Exploring Temporal Event Cues for Dense Video Captioning in Cyclic Co-learning
Zhuyang Xie, Yan Yang, Yankai Yu, Jie Wang, Yongquan Jiang, Xiao Wu
TL;DR
MCCL introduces a dense video captioning framework that fuses video-to-text retrieval, frame-level multi-concept detection, and a cyclic co-learning loop between a deformable transformer generator and a localizer to jointly enhance semantic perception and precise event localization. It employs weakly supervised MIL for frame concepts, a concept contrastive loss, and a cyclic loss that combines semantic matching, location matching, and semantic guidance to mutually reinforce captioning and localization. The method achieves state-of-the-art results on ActivityNet Captions and YouCook2 without extra pretraining, with notable gains in CIDEr and related metrics and enhanced interpretability through explicit concept cues. These contributions demonstrate the value of integrating cross-modal retrieval, temporal concept cues, and cyclic optimization for robust dense video understanding.
Abstract
Dense video captioning aims to detect and describe all events in untrimmed videos. This paper presents a dense video captioning network called Multi-Concept Cyclic Learning (MCCL), which aims to: (1) detect multiple concepts at the frame level, using these concepts to enhance video features and provide temporal event cues; and (2) design cyclic co-learning between the generator and the localizer within the captioning network to promote semantic perception and event localization.
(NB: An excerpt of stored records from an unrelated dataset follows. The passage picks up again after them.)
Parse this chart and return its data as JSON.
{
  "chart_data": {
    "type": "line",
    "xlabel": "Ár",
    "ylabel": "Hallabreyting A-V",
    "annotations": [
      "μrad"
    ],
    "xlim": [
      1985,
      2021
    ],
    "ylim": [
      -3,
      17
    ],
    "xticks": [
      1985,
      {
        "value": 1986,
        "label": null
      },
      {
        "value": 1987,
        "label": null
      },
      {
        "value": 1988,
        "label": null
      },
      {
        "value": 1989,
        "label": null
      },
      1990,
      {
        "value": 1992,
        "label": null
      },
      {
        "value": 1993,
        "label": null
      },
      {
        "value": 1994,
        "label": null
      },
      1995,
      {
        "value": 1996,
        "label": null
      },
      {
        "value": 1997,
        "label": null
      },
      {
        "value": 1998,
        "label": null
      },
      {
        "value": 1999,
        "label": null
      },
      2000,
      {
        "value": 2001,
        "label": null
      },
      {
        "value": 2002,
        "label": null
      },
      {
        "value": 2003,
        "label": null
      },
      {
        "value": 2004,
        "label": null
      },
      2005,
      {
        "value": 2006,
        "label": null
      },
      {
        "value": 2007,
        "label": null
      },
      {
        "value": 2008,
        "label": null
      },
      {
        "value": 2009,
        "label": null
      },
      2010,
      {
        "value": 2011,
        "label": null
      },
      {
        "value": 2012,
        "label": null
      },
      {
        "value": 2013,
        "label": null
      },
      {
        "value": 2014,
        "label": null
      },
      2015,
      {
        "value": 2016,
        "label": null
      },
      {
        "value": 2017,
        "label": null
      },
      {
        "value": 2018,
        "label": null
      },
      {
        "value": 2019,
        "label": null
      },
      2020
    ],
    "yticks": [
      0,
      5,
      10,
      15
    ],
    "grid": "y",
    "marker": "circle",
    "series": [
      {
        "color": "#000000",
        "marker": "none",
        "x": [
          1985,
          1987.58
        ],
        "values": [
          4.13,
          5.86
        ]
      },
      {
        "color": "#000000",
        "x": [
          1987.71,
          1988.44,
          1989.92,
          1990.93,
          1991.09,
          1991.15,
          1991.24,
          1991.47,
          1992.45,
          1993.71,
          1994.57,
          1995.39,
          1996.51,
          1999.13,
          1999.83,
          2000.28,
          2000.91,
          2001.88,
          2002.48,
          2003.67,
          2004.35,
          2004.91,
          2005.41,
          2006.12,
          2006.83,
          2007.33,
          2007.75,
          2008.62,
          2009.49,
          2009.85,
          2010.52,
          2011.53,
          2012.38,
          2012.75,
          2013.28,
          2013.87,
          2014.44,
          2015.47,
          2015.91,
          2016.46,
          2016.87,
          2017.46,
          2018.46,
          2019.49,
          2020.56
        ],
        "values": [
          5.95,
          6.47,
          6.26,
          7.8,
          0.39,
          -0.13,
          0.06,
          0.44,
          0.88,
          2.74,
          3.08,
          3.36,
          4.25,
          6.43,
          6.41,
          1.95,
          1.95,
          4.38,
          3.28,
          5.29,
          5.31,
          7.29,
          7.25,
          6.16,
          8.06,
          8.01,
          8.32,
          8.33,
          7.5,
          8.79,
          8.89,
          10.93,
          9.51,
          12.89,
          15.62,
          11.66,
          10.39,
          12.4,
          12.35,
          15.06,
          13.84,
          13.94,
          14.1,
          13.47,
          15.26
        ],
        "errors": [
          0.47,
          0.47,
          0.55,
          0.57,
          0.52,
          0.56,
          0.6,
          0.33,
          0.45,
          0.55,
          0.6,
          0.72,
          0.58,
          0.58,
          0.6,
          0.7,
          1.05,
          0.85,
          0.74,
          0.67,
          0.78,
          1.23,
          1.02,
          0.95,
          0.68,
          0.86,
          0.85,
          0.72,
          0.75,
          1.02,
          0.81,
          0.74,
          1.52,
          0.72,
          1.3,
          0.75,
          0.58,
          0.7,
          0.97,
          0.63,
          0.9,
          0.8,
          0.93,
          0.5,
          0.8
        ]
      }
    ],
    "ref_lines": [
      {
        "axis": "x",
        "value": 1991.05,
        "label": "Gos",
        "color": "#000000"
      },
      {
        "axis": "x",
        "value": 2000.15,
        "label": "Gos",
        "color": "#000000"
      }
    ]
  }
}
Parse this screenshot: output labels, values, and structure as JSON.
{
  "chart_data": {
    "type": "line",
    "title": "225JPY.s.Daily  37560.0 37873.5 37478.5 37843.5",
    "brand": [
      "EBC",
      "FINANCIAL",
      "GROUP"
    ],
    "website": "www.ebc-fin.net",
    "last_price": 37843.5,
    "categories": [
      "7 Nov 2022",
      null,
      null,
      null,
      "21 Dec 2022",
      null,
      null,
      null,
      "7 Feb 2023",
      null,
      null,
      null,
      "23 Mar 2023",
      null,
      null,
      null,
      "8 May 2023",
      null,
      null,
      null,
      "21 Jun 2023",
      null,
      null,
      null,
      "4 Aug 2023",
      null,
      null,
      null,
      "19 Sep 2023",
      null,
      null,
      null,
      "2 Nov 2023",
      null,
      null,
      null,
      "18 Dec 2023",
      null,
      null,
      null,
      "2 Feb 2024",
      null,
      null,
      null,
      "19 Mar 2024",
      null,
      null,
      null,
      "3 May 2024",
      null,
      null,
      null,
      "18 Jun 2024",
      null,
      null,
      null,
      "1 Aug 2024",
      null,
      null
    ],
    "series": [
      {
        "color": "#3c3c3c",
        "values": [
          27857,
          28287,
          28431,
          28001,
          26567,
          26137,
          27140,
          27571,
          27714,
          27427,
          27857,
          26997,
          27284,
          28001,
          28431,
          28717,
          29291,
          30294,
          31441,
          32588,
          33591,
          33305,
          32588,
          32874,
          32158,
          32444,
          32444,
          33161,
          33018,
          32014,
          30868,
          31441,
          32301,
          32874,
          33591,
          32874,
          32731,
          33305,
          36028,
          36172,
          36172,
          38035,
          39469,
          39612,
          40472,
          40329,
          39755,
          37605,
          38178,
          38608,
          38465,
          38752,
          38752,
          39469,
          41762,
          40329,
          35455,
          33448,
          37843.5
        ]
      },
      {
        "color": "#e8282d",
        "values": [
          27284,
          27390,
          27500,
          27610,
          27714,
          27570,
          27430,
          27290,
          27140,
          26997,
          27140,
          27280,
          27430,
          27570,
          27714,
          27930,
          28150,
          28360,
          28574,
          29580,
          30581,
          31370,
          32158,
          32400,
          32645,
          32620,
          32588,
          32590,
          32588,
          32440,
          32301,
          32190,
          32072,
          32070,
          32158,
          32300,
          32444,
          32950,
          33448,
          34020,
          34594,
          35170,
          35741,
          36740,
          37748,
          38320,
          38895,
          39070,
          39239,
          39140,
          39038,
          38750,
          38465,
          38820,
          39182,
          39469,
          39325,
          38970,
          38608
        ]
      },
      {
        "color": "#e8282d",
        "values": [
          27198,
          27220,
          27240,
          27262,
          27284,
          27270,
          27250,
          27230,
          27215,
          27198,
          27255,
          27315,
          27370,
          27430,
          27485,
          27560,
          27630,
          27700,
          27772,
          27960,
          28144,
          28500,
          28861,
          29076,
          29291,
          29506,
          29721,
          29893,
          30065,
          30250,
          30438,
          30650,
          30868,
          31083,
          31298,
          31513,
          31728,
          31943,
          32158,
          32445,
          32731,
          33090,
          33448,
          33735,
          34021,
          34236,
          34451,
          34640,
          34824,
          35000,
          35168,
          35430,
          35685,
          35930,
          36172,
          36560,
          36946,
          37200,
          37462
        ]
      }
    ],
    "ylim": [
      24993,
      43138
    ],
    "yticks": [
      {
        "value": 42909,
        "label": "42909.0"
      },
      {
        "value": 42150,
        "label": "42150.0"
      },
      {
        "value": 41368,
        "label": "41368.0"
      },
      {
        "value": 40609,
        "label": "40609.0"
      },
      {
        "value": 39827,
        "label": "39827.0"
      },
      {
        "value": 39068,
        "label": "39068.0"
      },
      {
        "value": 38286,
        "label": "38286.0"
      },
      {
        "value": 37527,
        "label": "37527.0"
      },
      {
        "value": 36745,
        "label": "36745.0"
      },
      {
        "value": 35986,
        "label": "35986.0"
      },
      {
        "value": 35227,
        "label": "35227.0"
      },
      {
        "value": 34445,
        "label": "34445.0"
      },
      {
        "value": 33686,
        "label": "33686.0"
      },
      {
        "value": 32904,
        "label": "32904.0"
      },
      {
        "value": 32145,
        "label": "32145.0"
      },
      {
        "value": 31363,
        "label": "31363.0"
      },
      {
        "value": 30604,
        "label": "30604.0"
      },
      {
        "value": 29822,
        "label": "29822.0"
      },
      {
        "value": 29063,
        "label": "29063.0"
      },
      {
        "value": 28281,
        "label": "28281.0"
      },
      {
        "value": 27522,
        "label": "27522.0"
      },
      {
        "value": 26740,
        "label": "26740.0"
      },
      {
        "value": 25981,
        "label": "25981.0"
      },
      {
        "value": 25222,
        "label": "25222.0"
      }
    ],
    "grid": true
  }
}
Specifically, we perform weakly supervised concept detection for each frame, and the detected concept embeddings are integrated into the video features to provide event cues. Additionally, video-level concept contrastive learning is introduced to obtain more discriminative concept embeddings. In the captioning network, we establish a cyclic co-learning strategy where the generator guides the localizer for event localization through semantic matching, while the localizer enhances the generator's event semantic perception through location matching, making semantic perception and event localization mutually beneficial. MCCL achieves state-of-the-art performance on the ActivityNet Captions and YouCook2 datasets. Extensive experiments demonstrate its effectiveness and interpretability.